Don't like it? Leave: I hear Venezuela is happy to accept immigrants. All Venezuelans are perfectly shielded from the evil world of international competition and trade. And I can guarantee you their children will be worse off in 30 years than their parents are today.
If your underlying theory was correct, Americans could still be producing leather shoes (now made in South America or Asia), or low-priced furniture (now China) or sewing T-Shirts (now in Vietnam) simply by blocking others to import them into the US, and still be as wealthy as they are today. That's a major fallacy.
Those jobs were very far down in the value chain and offered very low pay to workers in the US in the 50s, 60s and 70s. You have to thank millions of Asians that are happy working in these garbage jobs for low salaries and a generation later Americans (on average) can work in better jobs instead, buying cheap products from Asia that their own parents used to produce in the US for a low salary.
Now tell me, is the average wealth of the middle class worker in the US better today or a generation (30 years) ago? Is today's 30 year old family man better off or was his father better off in 1978?
I see where the misunderstandings are originating from. You're on the understanding those who disagree with you are asking for trade barriers, tarriffs, etc.
It's not the future I'm bitching about. It's the treasonous actions of Washington in the intended interest of big business putting in place what exists today.
In the past 30 years we gave away the farm in trade policy. That's what I'm bitching about. American towns, cities, states and families being taken to the cleaners because of assholes in Washington giving away the farm. Then our local tax money is spent trying to lure it back. It's a loose- loose situation.

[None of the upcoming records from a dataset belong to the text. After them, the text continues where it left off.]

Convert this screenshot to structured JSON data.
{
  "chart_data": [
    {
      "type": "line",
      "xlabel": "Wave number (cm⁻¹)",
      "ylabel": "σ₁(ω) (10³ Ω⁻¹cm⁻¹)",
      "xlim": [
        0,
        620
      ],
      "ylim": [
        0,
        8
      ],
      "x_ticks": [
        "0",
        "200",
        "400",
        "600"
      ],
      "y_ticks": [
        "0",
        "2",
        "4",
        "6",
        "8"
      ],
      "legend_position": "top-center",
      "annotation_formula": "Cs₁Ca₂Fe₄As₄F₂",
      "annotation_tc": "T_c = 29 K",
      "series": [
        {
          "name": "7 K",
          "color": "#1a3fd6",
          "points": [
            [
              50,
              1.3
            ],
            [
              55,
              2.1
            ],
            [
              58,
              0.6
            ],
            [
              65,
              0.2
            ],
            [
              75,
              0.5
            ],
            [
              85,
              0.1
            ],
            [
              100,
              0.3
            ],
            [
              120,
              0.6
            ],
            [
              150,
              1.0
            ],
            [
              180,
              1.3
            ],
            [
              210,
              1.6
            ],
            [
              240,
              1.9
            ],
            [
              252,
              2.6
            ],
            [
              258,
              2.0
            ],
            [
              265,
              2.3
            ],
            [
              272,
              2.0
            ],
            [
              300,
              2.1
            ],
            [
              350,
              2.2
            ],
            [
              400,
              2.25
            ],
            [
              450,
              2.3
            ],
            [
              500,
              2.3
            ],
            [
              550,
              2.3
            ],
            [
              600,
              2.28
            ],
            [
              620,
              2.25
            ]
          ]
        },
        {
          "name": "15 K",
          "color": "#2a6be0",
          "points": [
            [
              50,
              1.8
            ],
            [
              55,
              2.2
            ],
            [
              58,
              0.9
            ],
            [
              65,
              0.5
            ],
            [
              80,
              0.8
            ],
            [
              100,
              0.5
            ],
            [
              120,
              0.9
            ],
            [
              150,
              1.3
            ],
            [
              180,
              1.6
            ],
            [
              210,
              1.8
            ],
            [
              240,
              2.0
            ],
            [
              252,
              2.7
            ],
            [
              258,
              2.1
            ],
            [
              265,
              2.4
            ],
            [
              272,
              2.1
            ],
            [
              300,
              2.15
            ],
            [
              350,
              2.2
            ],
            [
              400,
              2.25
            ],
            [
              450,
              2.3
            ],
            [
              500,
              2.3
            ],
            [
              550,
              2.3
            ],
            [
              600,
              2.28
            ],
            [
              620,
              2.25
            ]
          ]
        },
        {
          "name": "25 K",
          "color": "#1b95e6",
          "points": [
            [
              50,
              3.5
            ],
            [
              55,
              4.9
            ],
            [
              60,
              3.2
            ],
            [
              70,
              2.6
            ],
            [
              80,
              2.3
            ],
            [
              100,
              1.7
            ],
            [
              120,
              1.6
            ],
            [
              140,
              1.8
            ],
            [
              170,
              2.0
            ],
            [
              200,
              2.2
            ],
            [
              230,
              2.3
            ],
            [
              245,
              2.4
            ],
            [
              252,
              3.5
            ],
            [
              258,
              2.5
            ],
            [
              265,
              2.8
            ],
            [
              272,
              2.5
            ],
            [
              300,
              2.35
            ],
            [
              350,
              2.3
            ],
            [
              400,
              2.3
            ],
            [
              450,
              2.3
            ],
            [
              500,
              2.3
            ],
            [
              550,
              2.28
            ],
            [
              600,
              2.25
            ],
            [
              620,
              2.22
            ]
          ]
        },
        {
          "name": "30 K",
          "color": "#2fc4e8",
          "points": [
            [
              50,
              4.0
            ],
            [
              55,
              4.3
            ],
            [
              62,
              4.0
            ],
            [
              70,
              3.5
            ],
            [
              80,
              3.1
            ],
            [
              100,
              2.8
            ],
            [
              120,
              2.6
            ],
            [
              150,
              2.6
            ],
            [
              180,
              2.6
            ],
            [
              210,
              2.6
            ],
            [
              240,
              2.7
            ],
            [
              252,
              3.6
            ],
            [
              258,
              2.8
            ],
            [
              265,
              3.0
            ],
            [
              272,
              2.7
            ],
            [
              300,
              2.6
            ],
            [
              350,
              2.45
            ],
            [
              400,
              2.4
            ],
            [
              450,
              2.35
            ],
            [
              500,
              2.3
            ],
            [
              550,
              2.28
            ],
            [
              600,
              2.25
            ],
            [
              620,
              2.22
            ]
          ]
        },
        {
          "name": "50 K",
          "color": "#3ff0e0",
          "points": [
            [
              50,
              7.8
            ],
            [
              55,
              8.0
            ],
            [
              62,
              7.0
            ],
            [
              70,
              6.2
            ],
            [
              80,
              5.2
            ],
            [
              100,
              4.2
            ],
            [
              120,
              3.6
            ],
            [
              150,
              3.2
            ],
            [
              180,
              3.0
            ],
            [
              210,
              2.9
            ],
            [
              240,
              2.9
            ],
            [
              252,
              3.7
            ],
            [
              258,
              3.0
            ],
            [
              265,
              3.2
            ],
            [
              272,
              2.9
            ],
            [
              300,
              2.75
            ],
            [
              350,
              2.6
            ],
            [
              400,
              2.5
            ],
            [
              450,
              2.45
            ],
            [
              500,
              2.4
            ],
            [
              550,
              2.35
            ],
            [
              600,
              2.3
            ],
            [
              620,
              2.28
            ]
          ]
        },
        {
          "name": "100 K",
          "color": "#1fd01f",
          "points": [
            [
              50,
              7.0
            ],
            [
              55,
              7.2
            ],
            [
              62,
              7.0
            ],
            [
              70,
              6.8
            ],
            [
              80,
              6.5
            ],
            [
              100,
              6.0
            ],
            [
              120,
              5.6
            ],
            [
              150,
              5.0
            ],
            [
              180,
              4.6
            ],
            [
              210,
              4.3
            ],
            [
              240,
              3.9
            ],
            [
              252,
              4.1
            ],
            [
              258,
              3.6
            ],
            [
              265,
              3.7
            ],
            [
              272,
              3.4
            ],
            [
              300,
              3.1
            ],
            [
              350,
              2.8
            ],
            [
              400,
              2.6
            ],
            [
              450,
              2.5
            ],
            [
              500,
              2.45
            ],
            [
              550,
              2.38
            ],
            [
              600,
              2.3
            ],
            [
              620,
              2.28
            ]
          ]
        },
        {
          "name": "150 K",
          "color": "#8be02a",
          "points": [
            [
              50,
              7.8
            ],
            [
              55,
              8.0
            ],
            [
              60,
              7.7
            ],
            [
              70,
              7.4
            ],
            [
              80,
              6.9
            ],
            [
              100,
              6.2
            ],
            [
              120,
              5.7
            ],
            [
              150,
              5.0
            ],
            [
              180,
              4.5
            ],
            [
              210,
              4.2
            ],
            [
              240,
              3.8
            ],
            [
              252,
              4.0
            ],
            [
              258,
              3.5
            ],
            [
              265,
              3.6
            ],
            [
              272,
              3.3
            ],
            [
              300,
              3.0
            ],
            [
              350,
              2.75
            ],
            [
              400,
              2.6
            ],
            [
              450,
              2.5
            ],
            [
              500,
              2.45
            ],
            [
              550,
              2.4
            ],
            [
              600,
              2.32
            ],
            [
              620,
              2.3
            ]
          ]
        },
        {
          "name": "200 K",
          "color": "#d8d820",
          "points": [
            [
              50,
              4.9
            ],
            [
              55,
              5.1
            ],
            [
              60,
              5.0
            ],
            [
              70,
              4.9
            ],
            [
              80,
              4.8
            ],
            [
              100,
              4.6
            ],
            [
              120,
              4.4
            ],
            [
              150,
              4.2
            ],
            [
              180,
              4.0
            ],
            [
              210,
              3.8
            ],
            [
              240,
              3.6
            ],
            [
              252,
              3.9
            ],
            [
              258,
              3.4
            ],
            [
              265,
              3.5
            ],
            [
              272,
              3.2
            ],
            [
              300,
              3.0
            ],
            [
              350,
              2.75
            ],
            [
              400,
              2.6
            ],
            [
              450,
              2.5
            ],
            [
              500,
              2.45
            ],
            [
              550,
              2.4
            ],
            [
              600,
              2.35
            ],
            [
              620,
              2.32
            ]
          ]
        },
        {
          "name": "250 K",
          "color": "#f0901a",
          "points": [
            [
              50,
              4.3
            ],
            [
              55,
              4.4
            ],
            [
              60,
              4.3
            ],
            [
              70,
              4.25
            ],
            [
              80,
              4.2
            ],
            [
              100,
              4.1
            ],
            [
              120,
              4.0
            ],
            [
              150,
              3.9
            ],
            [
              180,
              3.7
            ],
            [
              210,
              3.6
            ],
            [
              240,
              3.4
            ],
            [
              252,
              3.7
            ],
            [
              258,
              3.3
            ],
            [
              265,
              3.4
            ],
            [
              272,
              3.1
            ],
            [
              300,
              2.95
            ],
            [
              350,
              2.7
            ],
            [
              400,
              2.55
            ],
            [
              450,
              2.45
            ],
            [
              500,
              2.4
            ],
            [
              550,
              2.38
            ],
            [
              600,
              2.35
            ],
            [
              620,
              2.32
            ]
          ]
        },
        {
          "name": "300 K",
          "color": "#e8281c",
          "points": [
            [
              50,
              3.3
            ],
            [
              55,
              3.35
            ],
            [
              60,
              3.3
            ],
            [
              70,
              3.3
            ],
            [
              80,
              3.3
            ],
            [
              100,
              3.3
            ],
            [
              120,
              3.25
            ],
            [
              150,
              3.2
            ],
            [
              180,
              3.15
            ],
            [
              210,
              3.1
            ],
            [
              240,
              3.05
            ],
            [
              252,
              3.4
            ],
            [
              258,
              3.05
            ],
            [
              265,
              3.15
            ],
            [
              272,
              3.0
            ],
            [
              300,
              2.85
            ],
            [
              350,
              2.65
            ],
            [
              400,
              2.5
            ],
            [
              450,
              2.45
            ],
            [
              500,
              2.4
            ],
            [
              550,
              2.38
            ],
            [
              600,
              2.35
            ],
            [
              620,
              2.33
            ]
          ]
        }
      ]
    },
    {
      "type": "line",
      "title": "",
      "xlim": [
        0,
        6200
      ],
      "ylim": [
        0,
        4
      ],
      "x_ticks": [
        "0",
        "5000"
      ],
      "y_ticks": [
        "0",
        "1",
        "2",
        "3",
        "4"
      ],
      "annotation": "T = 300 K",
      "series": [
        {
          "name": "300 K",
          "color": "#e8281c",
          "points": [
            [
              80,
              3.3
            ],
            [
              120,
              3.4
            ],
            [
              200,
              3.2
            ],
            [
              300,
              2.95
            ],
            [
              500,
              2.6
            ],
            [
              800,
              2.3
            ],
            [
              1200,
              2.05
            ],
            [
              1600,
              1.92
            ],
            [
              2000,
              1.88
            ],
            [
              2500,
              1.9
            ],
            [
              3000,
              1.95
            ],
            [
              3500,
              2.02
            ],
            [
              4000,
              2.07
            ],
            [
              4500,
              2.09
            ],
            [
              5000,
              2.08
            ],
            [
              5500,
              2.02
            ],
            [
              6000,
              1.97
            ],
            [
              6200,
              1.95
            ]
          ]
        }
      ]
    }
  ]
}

Washington does not give one rat's ass about an individual or a region. They only care about big business. I would rather see the DJIA go to zero with full employment and better distribution of wealth then see the DJIA go to 25,000 with 10% unemployment and the 90% who are working having to compete with slave labor in China.
You ask about the last 30 years. What has happened to distribution of wealth in the past 30 years? The money is all taken from working class people and ends up in the hands of the upper-upper class and foreign companies/ soverign funds.